Table: CSE Financial Performance (S$’000, 1H2025 vs 1H2024)
Page 2: Segmental Performance—Electrification, Communications, Automation
Revenue split:
Electrification: S$214.8m (-0.9%)
Communications: S$128.0m (+12.7%)
Automation: S$98.1m (-0.5%)
EBITDA:
Electrification: S$24.8m (+14.4%)
Communications: S$11.2m (+0.3%)
Automation: S$3.4m (-37.3%)
Why does this matter for your Singapore holdings? CSE’s pivot to “Electrification” and “Communications” seems justified—Communications picked up sharply, more than offsetting Automation decline. Electrification EBITDA surge was aided by a one-off asset disposal. Automation profits slumped due to asset and know-how write-offs.
Table: Segment Revenue & EBITDA (1H2025 vs 1H2024)
Page 3: Order Book Breakdown
As at June 2025: Electrification (51%), Communications (19%), Automation (31%). Total order book is S$573.8m, down notably from both December 2024 and June 2024.
A shrinking order book could mean future headwinds unless major new contracts are secured soon.
Page 4: Regional Performance
Americas remains the growth engine, pulling in S$294.7m of sales (+7.7%). Asia-Pacific slipped to S$134.8m (-6.6%). Europe/Middle East: S$11.3m (+5.3%).
What matters is not just the global footprint, but that the Americas now outpace APAC in sales—flipping CSE’s historic orientation.
Page 5: Cash Flow and Capital Resources
Cash flow from ops was negative S$27.4m vs. negative S$15.8m last year—reflecting more cash tied in ongoing projects rather than into shareholder returns or new investments.
Net debt increased to S$91.1m (from S$72.1m end-2024). Net gearing now at 0.36x.
For dividend investors: keep an eye on how sustained negative cash flow could impact payout ability.
Table: Key Cash and Capital Metrics
Page 6: Dividend Announcement
Interim dividend: 1.14 SG cents per share (lower than last year’s 1.25 SG cents).
Payout remains but is decreasing, so yield chasers may want to assess the trend—especially for SRS portfolios built on regular income.
Page 7: Strategic Acquisitions
Chicago Communications, Inc. acquired for S$11.1m, expanding US market reach in communications. Integration risk exists, but potential US cross-sell is an upside lever.
Page 8: Balance Sheet Strength
Assets: S$618.2m; Liabilities: S$366.7m; Net assets: S$251.5m
Share capital grew (S$170.0m from share placement/dividend reinvestment).
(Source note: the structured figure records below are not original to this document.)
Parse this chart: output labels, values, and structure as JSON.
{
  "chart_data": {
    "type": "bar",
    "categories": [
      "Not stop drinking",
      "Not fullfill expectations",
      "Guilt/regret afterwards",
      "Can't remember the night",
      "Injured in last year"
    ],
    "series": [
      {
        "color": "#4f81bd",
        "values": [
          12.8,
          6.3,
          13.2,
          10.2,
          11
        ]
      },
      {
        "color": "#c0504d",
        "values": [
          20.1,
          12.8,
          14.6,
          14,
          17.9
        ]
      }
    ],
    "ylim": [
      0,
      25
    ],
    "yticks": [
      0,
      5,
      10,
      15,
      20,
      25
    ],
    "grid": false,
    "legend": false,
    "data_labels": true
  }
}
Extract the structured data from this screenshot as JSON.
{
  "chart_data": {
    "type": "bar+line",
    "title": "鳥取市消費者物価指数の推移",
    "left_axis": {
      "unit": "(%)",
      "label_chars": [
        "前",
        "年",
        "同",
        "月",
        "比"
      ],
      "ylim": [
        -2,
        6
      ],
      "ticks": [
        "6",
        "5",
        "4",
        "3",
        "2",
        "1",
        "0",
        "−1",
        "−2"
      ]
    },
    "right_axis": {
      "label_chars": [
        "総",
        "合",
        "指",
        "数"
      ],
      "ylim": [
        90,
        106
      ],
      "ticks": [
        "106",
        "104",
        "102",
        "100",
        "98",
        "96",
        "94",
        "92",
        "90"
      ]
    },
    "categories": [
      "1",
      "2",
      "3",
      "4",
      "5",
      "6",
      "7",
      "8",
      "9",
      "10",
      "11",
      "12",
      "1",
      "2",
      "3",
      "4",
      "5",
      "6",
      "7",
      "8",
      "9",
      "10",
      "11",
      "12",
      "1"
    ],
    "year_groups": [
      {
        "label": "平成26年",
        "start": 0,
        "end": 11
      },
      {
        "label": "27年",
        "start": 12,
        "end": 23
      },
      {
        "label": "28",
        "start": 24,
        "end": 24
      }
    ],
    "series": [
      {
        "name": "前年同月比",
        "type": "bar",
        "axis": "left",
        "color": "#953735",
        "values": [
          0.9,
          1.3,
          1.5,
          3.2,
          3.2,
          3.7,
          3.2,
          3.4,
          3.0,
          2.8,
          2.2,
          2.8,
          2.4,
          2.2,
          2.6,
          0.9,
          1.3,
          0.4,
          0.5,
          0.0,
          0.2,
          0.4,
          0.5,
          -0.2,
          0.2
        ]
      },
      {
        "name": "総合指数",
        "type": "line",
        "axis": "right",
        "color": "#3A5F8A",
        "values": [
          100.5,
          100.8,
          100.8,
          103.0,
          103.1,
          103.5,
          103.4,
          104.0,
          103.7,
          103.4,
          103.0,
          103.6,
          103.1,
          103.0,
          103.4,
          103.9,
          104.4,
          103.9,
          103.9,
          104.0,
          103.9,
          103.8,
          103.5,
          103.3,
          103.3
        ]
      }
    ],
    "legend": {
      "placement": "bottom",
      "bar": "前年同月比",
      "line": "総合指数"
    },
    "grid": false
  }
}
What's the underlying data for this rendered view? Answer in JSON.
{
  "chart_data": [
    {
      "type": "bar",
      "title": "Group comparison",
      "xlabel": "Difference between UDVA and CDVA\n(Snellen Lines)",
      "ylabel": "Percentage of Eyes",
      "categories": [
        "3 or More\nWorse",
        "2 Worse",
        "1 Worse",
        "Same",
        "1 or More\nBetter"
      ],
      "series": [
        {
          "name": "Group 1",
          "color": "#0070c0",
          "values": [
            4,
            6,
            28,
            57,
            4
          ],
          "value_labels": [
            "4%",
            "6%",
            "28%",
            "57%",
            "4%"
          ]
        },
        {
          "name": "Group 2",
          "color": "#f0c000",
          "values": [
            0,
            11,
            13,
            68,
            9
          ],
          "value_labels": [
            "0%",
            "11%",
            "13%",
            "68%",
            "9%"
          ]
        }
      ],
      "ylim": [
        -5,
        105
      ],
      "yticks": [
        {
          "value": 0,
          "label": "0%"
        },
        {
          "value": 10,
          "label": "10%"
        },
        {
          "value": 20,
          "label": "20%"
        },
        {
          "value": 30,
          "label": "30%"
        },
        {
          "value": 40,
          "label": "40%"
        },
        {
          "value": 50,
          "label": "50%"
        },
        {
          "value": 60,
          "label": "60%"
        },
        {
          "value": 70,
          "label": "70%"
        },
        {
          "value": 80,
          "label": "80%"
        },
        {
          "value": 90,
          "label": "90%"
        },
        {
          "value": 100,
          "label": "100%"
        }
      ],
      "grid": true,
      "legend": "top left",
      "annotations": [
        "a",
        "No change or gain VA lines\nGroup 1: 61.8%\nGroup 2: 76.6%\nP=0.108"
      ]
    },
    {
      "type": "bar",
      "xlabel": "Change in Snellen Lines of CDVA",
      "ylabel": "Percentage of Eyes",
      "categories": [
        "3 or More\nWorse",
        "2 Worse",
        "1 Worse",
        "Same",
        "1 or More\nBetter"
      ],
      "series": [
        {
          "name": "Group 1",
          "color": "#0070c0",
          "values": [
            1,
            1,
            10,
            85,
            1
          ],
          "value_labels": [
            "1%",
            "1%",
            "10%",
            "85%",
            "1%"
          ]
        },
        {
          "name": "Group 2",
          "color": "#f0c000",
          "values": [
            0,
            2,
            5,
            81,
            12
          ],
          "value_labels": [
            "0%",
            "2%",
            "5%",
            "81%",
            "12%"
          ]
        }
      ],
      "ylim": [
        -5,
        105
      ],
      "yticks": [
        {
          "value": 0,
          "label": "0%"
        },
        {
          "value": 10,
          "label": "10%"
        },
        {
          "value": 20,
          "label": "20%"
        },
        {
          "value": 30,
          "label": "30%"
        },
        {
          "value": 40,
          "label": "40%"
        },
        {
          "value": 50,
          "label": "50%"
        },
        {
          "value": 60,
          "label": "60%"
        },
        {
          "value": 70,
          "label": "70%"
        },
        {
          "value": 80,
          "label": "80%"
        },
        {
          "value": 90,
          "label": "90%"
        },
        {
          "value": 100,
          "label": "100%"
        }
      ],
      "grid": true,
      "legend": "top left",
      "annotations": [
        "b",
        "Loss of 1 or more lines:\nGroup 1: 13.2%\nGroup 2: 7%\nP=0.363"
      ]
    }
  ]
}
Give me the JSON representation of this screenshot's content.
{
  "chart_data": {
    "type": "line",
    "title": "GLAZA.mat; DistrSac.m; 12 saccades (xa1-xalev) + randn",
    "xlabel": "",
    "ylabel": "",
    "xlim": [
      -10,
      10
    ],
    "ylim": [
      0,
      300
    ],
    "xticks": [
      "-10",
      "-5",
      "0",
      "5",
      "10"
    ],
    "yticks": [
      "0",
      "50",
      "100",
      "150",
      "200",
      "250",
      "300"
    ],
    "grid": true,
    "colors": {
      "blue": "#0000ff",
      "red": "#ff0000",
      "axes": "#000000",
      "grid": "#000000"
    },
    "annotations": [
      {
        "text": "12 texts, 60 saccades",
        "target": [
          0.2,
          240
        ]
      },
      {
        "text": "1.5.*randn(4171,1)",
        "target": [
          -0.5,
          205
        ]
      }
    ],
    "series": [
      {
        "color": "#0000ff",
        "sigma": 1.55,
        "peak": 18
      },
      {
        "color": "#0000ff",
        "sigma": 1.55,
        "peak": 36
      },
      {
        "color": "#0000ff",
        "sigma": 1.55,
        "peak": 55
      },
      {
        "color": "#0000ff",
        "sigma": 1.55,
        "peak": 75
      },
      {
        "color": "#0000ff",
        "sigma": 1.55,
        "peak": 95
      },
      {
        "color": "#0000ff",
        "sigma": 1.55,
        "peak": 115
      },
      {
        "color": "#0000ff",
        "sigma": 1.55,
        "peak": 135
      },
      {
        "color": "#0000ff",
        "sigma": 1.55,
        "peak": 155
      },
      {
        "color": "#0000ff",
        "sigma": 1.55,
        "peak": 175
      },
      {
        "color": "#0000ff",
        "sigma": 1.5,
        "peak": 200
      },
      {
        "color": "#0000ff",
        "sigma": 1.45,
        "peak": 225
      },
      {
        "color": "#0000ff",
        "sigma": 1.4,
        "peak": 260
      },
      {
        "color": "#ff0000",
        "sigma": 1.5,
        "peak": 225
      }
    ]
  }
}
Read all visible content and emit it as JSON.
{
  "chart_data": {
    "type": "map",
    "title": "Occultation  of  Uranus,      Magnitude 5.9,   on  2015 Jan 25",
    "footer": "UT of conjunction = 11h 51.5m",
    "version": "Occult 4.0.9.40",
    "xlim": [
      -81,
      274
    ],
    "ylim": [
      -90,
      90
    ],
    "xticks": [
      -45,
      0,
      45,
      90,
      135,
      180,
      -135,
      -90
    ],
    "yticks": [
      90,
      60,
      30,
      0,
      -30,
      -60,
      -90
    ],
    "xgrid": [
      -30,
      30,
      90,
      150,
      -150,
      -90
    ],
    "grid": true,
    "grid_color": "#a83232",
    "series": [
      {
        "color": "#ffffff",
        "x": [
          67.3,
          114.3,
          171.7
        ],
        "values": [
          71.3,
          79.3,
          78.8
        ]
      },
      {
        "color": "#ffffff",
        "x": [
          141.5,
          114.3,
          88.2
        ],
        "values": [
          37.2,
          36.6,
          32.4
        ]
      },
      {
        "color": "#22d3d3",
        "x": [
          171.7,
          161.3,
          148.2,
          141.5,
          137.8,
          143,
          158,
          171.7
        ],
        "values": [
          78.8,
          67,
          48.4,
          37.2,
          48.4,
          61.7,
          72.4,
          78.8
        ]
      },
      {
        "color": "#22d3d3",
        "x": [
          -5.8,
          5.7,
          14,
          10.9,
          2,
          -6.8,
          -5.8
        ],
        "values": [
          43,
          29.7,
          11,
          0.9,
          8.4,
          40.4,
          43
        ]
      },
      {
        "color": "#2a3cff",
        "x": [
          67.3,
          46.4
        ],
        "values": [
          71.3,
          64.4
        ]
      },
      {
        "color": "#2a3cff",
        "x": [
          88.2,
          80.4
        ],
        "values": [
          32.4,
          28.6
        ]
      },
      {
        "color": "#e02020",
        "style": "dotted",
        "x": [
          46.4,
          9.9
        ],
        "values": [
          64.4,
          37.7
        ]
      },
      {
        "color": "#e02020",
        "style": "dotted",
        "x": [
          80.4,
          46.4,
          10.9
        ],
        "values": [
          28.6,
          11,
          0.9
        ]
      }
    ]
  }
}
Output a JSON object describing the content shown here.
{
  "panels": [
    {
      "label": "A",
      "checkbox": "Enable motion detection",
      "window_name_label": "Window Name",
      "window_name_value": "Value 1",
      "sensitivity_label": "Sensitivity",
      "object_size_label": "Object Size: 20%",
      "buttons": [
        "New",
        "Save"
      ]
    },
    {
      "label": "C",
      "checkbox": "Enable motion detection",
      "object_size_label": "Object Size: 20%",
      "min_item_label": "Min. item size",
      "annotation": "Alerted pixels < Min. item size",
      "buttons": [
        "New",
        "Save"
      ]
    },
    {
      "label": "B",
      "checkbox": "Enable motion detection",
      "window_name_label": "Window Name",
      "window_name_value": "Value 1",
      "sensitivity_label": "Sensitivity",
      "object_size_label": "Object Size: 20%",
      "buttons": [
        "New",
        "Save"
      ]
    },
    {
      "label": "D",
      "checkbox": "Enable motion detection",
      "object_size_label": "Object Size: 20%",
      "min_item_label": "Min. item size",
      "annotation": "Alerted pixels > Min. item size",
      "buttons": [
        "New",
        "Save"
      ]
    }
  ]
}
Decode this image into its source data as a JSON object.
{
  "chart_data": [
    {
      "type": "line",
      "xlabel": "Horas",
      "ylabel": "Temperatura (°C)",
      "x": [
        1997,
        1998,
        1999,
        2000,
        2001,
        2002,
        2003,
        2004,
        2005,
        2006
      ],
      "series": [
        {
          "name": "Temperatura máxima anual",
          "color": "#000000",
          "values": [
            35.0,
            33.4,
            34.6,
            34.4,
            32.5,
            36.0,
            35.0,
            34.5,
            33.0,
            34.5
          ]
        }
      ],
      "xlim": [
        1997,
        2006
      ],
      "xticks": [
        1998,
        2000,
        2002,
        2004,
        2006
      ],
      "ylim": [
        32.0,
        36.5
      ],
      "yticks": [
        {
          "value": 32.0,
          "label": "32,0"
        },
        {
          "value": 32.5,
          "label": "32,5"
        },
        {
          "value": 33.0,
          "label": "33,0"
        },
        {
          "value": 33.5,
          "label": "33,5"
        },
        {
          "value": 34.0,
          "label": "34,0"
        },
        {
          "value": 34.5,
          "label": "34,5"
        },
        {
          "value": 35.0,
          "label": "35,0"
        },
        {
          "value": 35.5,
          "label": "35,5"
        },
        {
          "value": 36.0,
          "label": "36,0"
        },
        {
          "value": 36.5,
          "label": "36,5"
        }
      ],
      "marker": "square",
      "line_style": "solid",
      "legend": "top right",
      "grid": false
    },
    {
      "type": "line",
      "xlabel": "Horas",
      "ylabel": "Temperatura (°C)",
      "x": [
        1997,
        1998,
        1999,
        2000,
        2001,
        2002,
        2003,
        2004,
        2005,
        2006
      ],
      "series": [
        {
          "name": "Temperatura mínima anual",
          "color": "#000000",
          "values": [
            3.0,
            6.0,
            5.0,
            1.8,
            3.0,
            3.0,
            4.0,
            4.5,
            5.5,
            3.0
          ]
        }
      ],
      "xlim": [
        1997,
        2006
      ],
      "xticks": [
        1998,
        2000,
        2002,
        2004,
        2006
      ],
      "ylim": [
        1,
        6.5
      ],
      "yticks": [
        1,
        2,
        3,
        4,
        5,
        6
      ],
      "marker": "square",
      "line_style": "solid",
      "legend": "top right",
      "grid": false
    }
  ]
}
Treasury shares represent just 0.04%—no dilution risk for retail holders. Net asset value per share: 35.15 SG cents, down from 36.24 at the end of 2024.
NAV drift lower is not alarming, but signals profit retention isn’t fully compensating payout and equity dilution.
Page 9: Intangibles and Write-Offs
Intangible assets total S$111.1m, mainly goodwill from prior and new acquisitions.
Write-offs of technical know-how and some plant-intensive assets (linked to the Automation segment) bit into profits.